2009年 11月 10日
伊野天照皇大神宮 (Ⅲ)アマテラスの二つ目の伝承 海妻甘蔵のお話から
伊野天照皇大神宮 (Ⅲ)
アマテラスの二つ目の伝承 海妻甘蔵のお話から

海妻甘蔵の伝える伊野皇大神宮の始まり。
神社史にはもう一つの縁起が書かれていました。
『伊野皇大神記録』と言います。
その著者の海妻甘蔵は貝原益軒から200年後の幕末から明治の人です。
彼は青柳種信の『筑前国続風土記拾遺』と『日本書紀』を参考にして書いています。
伊野天照皇大神宮のいわれ
天照皇大神のご神魂を、筑紫の道の口、糟屋郡の伊野の里にお鎮めになって
この国を守り、ご神宝とともにお祀りしていらっしゃる由来を尋ねたところ、
神武天皇が大和の国の橿原の宮で皇位につかれてから14代目の
足仲彦尊(亡くなった後に仲哀天皇と送り名をした天皇)の時代のことです。
熊襲征伐の途中、香椎宮で崩御した仲哀天皇は
「われを祭れば、戦をせずとも財宝の国を得ることができる」
という神の託宣を疑ったために、その祟りをうけ早死にしました。
そのことを知った神功皇后は、小山田の村に斎の宮を建て、
神にお詫びを請いました。
三月吉日に自ら神主となり、ご託宣した神の名を求めました。
その結果、伊勢の国五十鈴の宮に祀られた天照大神であることが
わかりました。
そこで、神功皇后は伊野の里にそびえて高い神路山を
天照大神の天降る聖地として祭ったため、
熊襲をはじめ新羅・高麗・百済の三韓の討伐を遂げることができました。
仲哀天皇が登った高岳が伊野の里にあり、
斎野(いつきの)が転じて伊野となり、
はるかのちの世に猪野村となったといいます。
この海妻甘蔵と貝原益軒のお話は、全く別々の由来を述べていますが、
これは、どちらもこの宮で起こった事としていいのではないでしょうか。

そうすると、アマテラスは合計三回、
この地に祀られたことになります。
神宮皇后が神託を得て、ここに天照大御神をお祭りした。(一回目)という事になります。
それから、足利時代、京都で祀られていた天照大御神は
豊丹生(ぶにゅう)氏と共に、英彦山を経由して、この伊野へ。(二回目)
秀吉の頃に、略奪を恐れて宝満山のふもとに隠されたが、
盗まれて、大分県のゆすはら八幡宮へ。
そうして、再びこの地に戻って来られた。(三回目)
この三回ともアマテラスのお告げによって祀られました。
よほど、天照大御神はこの地を愛していたのでしょうね。
まるで、元伊勢のお話のようです。
ネットで検索して、このブログにたどり着き、なるほど、こんな由緒があったのか~っと感動しました。
ありがとうございました^^
またしても、引用させていただきました。
いつも、ありがとうございます。
「地図でつなぐ聖地の旅 筑後国一宮「高良大社」その17」です。英彦山と遠見岳のラインについてです。

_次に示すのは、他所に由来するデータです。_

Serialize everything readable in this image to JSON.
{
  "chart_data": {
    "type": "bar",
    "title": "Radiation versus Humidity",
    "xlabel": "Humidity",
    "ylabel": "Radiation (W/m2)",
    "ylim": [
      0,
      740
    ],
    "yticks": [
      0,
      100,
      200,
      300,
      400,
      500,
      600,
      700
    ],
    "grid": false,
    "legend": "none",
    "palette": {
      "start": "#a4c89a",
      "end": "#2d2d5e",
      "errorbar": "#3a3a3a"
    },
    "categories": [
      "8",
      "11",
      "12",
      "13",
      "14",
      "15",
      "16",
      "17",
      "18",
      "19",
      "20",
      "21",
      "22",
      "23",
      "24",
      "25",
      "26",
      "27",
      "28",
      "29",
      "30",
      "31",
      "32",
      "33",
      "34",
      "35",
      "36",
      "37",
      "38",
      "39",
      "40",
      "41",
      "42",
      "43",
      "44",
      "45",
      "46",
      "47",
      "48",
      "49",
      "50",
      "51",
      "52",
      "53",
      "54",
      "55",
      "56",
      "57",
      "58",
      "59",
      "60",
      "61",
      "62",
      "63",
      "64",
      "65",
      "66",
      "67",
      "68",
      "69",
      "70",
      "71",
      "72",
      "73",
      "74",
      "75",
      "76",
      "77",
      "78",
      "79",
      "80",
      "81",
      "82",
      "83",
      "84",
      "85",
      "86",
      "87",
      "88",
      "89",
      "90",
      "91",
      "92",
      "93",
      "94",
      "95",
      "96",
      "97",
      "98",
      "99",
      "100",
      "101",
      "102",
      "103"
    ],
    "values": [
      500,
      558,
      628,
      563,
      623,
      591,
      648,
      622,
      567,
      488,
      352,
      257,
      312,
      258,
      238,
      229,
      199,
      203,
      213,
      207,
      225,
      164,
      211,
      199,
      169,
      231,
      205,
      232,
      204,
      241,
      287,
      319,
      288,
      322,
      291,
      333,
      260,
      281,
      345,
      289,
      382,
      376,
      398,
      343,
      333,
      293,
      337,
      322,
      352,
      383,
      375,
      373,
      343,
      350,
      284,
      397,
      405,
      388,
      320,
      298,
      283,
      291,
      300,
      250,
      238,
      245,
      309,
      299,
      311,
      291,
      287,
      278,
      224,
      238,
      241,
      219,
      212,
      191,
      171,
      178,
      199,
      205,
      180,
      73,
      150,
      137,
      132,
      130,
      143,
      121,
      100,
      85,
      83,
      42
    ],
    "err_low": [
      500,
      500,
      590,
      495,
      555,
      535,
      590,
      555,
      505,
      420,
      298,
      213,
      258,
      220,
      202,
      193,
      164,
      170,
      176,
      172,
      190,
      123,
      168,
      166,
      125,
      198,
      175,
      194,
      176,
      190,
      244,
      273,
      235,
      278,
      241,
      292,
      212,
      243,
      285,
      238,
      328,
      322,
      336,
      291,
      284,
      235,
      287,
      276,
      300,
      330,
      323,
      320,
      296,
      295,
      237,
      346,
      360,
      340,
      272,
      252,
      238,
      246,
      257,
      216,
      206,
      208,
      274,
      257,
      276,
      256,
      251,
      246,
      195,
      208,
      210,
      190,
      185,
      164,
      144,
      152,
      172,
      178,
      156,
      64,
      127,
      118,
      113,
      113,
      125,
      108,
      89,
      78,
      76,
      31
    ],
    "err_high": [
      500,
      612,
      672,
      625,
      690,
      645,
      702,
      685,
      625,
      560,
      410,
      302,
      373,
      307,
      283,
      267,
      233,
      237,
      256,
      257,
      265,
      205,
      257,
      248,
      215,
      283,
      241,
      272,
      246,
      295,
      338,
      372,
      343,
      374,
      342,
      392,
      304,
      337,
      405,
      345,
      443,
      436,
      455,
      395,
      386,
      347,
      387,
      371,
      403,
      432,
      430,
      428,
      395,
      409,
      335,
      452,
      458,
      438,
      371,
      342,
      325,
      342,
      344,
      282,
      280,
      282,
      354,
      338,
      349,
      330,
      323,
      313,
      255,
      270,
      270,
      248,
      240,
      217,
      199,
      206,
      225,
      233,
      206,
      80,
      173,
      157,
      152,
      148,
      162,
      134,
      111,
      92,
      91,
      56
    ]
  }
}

「その18」では、遠見岳と櫛田神社(博多・野芥)のラインについて書いてあります。
どう解釈していいのか、わからないのですけど…
お暇な時にチラッと見てやってくださいね!
一緒に登った方が、頂上は成形してピラミッドになっていると言われていましたが、本当かどうかは分かりません。
天照皇太神宮は江戸時代に現在地に遷座しています。元宮は麓のバスセンター近くの民家の間です。それでも、境内整地中に鏡が出たということなので、既に祭祀が行われていたと思われます。
鏡は宗像の人が持っていったそうです。